Ingredients I will use to make my eggplant pasta this evening: water, salt, pasta; eggplant, olive oil, flour, eggs, bread crumbs, cayenne pepper, black pepper, onions, garlic, parmesan, fresh basil.

I will boil the pasta in salted water; dip the eggplant in bread crumbs (flour & eggs first), sauté them in olive oil, make a tomato sauce with onions, garlic, fresh basil; mix the pasta, the eggplant, and a little of the tomato sauce with some cheese, and I am done. This is a relatively simple dish, that I think of as having two main ingredients, but if I break it down like this it looks complex. I have to decide how much of everything to use, how small to dice the onions, cooking times for every ingredient, amounts of seasonings. I might find a few more things in the pantry or fridge that will go into it.

It will require about 35 minutes (yes, I am fast in the kitchen).
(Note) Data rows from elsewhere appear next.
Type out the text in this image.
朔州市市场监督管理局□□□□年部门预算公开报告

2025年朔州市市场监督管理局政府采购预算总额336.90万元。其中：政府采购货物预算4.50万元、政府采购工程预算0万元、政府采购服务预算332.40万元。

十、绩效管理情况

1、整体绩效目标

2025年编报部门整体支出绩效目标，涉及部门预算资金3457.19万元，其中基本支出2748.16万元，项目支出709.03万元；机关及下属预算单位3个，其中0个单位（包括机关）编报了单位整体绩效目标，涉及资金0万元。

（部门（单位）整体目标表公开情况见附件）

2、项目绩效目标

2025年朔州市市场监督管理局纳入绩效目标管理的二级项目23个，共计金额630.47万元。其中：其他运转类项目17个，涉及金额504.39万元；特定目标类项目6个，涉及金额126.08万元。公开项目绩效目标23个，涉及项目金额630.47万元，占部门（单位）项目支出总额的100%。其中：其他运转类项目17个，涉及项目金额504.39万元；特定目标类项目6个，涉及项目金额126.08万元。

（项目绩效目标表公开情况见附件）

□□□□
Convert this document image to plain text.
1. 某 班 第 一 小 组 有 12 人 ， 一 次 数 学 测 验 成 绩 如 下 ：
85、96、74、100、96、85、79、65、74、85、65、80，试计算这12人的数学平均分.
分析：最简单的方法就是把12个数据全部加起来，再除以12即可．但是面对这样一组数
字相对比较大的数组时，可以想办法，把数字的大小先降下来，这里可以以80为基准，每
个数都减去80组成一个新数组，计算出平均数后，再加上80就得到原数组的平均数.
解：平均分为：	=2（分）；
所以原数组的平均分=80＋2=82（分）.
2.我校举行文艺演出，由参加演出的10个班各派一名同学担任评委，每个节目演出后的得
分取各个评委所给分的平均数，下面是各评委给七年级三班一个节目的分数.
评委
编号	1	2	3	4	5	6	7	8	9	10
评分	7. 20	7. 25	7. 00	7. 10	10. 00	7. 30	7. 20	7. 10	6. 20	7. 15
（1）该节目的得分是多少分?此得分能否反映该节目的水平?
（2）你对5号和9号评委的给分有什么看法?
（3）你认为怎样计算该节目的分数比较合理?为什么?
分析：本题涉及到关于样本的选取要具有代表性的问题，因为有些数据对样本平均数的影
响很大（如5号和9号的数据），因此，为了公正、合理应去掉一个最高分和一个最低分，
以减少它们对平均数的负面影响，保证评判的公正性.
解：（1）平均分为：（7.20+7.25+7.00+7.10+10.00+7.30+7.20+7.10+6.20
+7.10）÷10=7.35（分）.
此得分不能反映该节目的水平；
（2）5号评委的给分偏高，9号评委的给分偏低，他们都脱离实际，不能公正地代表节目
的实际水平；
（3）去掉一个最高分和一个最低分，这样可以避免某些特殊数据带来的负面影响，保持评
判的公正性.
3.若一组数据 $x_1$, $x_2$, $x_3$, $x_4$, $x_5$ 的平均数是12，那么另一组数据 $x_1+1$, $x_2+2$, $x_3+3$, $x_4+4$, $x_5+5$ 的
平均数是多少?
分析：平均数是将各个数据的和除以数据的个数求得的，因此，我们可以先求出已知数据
I know that I need to start with the things that take the longest; I know what can be done simultaneously. The the pasta can be cooked first and wait for the other ingredients. Onions will take their time to get as brown as I want them, but garlic cannot be burnt.

I know that I can make minor mistakes in timing and have things turn out still ok. I know my haste and lack of attention to detail might make a dish into a B+ or B- when it could have been and A-. I know rewards and risks of improvisation.

I know that I can eat this pasta with the rest of the pork tenderloin with chipotle blackberry glaze from Thursday. I'll have a salad of baby spinach with lemon and olive oil dressing. That's the third night I'm eating that tenderloin, but that's what I get for living alone.

***

There's an empirical side to the study of poetry, that I got from Pound, Zukofsky, and Perloff. Look at what the poem actually is saying on the literal level. Evaluate claims with precision. It seems too simplistic an approach but actually develops a level of complexity. There's a clarity of perception, like knowing what certain foods taste like and how long they need to cook.

1 comment:

Andrew Shields said...

"Look at what the poem actually is saying on the literal level": that's a general point about literature. Freshmen come to college and want to see symbols everywhere; you have to get them to stop looking for symbols and look at what the poem/story/novel/play/song actually says!